Die von Hrn. Hauser eingesandten Gesteins-Exemplare geben zu einigen Bemerkungen Anlass.

Vom Brigelser Horn, 3060 M., liegt ein dolomitischer Kalkstein vor, äusserlich gelb bestaubt, innerlich zart bläulich, welcher mit dem in der Geologie der Schweiz von B. Studer, Vol. I, pag. 316, beschriebenen identisch zu sein scheint. Es heisst an dieser Stelle, man könne jene Kalkmassen von Auge bis in die höhere Masse des Brigelser Horns verfolgen und es würde nun diese Grenze geradezu bis auf die Spitze von 3060 zu verlegen sein.

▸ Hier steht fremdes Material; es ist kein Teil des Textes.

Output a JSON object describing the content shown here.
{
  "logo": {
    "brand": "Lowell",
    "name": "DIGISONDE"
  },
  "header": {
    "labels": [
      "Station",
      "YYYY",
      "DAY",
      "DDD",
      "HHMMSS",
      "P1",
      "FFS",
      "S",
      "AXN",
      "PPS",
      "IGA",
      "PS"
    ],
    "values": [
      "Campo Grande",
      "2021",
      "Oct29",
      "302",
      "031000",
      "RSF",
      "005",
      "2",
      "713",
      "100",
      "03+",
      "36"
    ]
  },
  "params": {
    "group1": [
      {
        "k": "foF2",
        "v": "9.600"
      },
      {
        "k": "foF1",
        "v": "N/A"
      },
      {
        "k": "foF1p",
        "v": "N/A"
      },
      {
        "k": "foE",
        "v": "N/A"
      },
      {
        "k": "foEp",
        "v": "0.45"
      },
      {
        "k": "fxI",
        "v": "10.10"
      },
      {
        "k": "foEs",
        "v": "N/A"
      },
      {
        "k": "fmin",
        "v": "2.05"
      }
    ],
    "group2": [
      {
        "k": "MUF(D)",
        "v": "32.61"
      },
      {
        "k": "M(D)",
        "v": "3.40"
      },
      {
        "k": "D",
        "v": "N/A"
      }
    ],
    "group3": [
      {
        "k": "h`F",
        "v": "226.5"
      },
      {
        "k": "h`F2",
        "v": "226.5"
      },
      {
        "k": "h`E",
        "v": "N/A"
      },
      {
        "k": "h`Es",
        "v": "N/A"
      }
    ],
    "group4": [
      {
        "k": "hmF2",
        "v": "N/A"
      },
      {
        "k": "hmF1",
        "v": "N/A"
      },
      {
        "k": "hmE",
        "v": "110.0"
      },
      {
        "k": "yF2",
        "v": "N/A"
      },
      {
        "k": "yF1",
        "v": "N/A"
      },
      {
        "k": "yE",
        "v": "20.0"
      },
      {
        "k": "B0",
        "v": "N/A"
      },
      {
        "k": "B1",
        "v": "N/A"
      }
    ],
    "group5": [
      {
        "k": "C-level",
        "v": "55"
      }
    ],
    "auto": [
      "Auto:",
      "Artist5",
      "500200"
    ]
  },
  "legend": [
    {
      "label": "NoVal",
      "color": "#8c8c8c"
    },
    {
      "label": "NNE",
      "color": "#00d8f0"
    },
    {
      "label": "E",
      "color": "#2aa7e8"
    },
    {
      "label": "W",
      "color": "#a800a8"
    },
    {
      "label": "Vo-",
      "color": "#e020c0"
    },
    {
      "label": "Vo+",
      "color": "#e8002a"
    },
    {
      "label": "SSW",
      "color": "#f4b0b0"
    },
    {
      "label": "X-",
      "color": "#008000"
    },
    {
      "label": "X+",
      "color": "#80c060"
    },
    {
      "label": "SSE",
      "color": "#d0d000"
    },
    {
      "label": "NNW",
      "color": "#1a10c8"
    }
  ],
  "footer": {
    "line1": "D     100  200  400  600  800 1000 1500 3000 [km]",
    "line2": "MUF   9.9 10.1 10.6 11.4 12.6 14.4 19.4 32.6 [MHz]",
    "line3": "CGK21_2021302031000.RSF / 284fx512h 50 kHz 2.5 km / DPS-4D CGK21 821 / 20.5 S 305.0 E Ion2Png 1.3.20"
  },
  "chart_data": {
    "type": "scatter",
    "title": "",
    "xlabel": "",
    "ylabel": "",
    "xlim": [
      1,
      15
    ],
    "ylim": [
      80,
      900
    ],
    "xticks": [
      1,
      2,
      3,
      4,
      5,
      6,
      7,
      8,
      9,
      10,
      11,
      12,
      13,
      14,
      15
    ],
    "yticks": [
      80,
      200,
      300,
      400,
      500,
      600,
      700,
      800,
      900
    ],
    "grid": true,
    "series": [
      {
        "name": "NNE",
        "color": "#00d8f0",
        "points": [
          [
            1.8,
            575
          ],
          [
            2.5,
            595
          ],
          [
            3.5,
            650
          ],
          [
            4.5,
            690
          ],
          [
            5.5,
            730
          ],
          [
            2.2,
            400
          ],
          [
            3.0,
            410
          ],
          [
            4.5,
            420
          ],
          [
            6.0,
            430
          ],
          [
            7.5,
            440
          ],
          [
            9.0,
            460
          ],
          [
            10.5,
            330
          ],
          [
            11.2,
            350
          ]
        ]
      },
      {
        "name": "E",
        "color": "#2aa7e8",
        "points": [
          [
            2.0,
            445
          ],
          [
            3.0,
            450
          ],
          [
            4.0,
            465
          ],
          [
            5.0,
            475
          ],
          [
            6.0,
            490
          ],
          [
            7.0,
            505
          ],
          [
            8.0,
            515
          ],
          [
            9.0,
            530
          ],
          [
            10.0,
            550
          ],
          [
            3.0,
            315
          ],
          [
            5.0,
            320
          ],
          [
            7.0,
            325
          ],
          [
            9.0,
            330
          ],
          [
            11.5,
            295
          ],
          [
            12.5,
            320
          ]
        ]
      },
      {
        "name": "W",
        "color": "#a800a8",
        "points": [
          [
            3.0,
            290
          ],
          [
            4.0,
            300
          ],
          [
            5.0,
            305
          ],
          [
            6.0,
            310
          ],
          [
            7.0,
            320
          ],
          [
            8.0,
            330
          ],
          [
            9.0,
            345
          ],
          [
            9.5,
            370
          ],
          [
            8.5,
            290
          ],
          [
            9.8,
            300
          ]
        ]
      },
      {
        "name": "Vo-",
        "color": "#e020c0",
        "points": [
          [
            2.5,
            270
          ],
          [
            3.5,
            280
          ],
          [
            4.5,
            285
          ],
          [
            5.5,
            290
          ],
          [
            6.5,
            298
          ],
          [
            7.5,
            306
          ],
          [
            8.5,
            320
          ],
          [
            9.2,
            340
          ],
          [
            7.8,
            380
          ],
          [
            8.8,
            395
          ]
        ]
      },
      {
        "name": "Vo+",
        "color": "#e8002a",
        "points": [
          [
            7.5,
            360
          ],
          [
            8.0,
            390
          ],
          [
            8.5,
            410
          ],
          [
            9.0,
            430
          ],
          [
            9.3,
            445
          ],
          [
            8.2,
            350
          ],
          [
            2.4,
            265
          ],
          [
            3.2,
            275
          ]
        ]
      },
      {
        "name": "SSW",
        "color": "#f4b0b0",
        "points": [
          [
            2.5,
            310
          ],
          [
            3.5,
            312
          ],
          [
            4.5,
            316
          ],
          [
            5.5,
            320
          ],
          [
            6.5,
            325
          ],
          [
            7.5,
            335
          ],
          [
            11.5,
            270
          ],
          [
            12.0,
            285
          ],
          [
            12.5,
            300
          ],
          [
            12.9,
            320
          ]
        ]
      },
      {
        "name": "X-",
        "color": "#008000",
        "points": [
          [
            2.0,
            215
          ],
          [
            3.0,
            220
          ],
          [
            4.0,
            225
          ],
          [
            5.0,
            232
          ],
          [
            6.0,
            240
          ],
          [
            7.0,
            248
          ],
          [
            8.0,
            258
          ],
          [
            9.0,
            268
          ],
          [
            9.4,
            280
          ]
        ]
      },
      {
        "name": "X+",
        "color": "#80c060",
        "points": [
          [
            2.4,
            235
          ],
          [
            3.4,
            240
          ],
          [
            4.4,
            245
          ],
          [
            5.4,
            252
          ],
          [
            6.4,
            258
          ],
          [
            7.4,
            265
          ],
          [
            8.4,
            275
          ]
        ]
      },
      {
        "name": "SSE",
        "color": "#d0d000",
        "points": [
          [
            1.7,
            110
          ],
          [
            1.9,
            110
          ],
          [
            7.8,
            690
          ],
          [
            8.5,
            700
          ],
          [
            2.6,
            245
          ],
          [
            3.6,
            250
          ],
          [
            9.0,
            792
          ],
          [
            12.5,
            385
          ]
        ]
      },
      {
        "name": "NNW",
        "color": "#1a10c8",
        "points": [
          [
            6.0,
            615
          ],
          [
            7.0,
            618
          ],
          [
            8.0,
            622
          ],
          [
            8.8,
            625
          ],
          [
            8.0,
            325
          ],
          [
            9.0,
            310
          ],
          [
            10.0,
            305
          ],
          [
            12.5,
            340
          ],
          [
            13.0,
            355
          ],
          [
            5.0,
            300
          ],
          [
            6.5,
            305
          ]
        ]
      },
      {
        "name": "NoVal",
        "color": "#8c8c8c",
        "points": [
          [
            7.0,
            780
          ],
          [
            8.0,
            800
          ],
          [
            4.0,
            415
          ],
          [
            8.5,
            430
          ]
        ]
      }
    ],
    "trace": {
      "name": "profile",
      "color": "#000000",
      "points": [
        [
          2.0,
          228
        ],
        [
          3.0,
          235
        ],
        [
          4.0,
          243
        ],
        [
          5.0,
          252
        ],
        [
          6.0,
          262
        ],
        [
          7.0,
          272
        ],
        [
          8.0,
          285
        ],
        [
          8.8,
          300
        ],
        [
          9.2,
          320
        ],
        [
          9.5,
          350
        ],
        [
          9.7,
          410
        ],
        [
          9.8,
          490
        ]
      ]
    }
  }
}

Der Gipfel 3217 M. dagegen besteht aus einem röthlichen in 's Violette spielenden Verrucano, welcher auffallende Aehnlichkeit hat mit dem von uns auf Piz Meilen getroffenen Gestein, während auf dem höchsten Punkte, 3250 M., glimmeriger Talkschiefer auftritt.

Der Gipfel des Stockgron ist vertreten durch ein Stück hellgrauen Kalkschiefers, welcher mit dem auf Tödi-Rusein auftretenden übereinzustimmen scheint.

Für genauere Einsicht in die geologischen Verhältnisse dieser Gegenden verweisen wir neben oben citirten! Werke Fininger.

auf den nachstehenden Aufsatz von Hrn. Prof. Theobald. Die ganze Südseite des Tödi soll übrigens in diesem Jahre einer gründlichen geologischen Untersuchung unterworfen werden, und wir dürfen wohl binnen Kurzem neue interessante Aufschlüsse von unserem gelehrten Forscher zu gewärtigen haben.